No mundo animal não existem vontades, existe natureza por isso a cigarra canta não como forma de escamotear a vida mas para garanti-la, ela canta “porque cantar parece com não morrer”.
Compondo a sinfonia da primavera as cigarras cantam entre os meses de outubro e novembro – e só os machos cantam – para atrair as fêmeas para o acasalamento, e com que força o fazem! Podem chegar a 120 decibéis de cantoria, altura bem maior por exemplo do que o barulho de uma grande avenida que atinge 80 decibéis. Mas o canto da cigarra não é um canto de preguiça ou de descompromisso, é um canto pela vida, é a garantia da sobrevivência da espécie. Respondendo a esse chamado, ao acasalarem, as fêmeas põem os ovos em troncos de árvores e morrem. Depois que os ovos eclodem, as ninfas, fase jovem da cigarra, descem, por fios de seda e se instalam no fundo da terra onde podem viver até 17 anos dependendo da espécie. A saída do solo é feita como um sinuoso balé que vem se desenhando das entranhas da terra, e elas o fazem em grandes quantidades em direção à luz por isso são tão numerosas quando aparecem. Na superfície a sua vida dura, no máximo, um mês. É um jogo perigoso mas inexorável. É sair das profundezas onde pode viver por até dezessete anos.
e deixar de existir como espécie ou sair, acasalar e viver apenas um mês e garantir o canto que dá voz à primavera, ainda que por tempo tão breve e saber que novas primaveras virão com outros cantos e outras cigarras num ciclo de renovação da vida. Associado às chuvas pela crença popular, o canto das cigarras traz esperança para o sertanejo pobre que ainda depende dos favores da natureza para uma boa colheita que também renovará a sua vida.

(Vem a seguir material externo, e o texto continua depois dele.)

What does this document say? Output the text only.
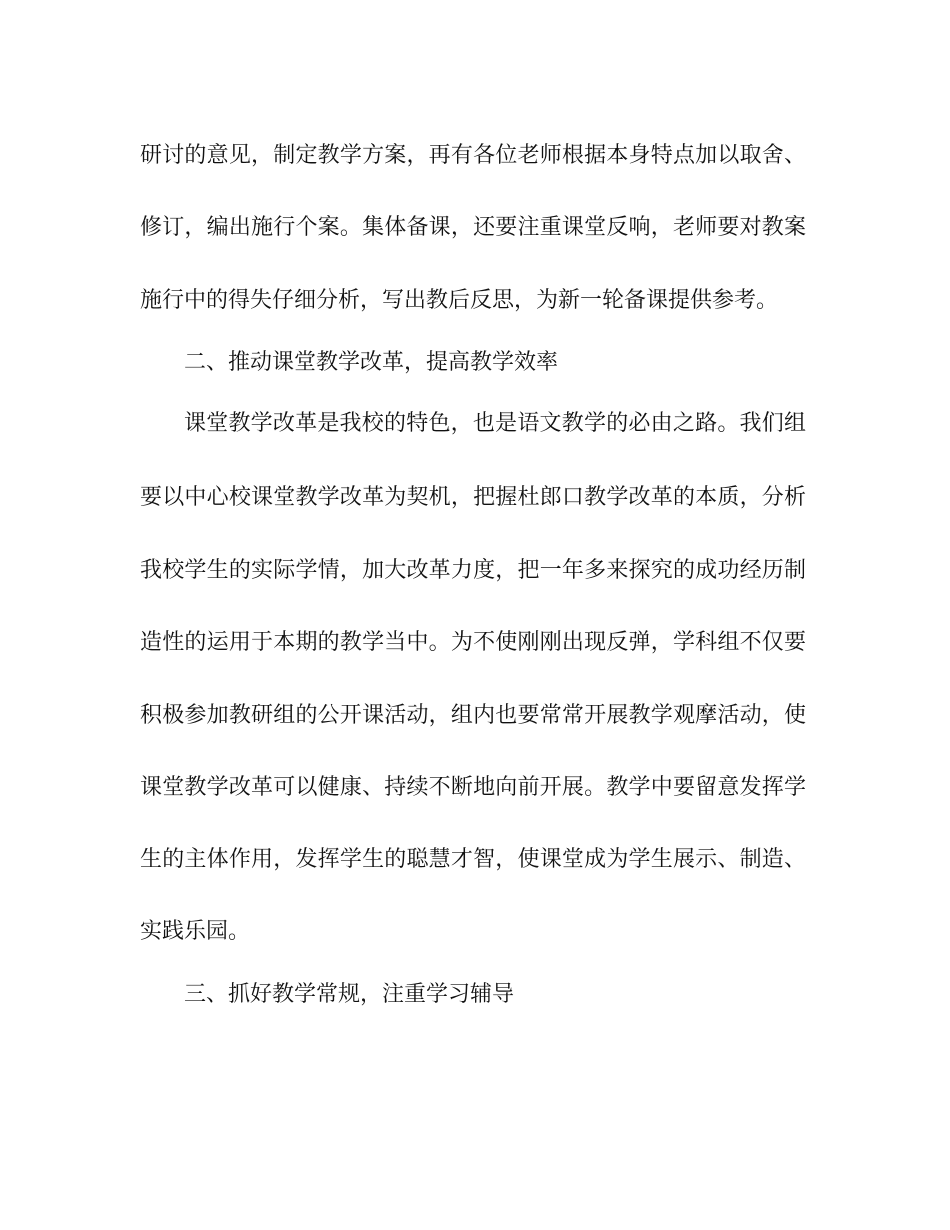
研讨的意见，制定教学方案，再有各位老师根据本身特点加以取舍、
修订，编出施行个案。集体备课，还要注重课堂反响，老师要对教案
施行中的得失仔细分析，写出教后反思，为新一轮备课提供参考。
二、推动课堂教学改革，提高教学效率
课堂教学改革是我校的特色，也是语文教学的必由之路。我们组
要以中心校课堂教学改革为契机，把握杜郎口教学改革的本质，分析
我校学生的实际学情，加大改革力度，把一年多来探究的成功经历制
造性的运用于本期的教学当中。为不使刚刚出现反弹，学科组不仅要
积极参加教研组的公开课活动，组内也要常常开展教学观摩活动，使
课堂教学改革可以健康、持续不断地向前开展。教学中要留意发挥学
生的主体作用，发挥学生的聪慧才智，使课堂成为学生展示、制造、
实践乐园。
三、抓好教学常规，注重学习辅导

Na fábula, a cigarra é o exemplo a não ser seguido como se a ela restasse alguma coisa a não ser cantar. Como se a sua natureza fosse uma escolha e não uma determinação. A cigarra nunca vai poder ser formiga assim como a formiga jamais será cigarra. Aquela é solitária, esta é coletiva. A cigarra canta, a formiga, se não for rainha, trabalha de forma incessante a ponto de a bíblia hebraica referir-se a ela como exemplo no livro dos Provérbios de Salomão ao exortar “vai ter com a formiga ó preguiçoso!”. Apesar das suas diferenças ambas são importantes para o equilíbrio da natureza e há espaço para cada uma sem que necessariamente signifique que esta ou aquela tenha um papel mais digno na composição desse universo tão variado.
A fábula moderna é hoje explorada sobretudo nos quadrinhos quando são atribuídos aos personagens animais comportamentos e valores humanos para significar os nossos papéis ou a personagens super heróis para maximizá-los. É necessário porém respeitarmos a individualidade de cada um e jamais enquadrá-lo num modelo qualquer, sabendo que o canto da cigarra é a sua razão de existir e não um mero capricho. É um ato solitário para vencer a solidão. Talvez o preço seja muito alto mas “cada um sabe a dor e a delícia de ser o que é”.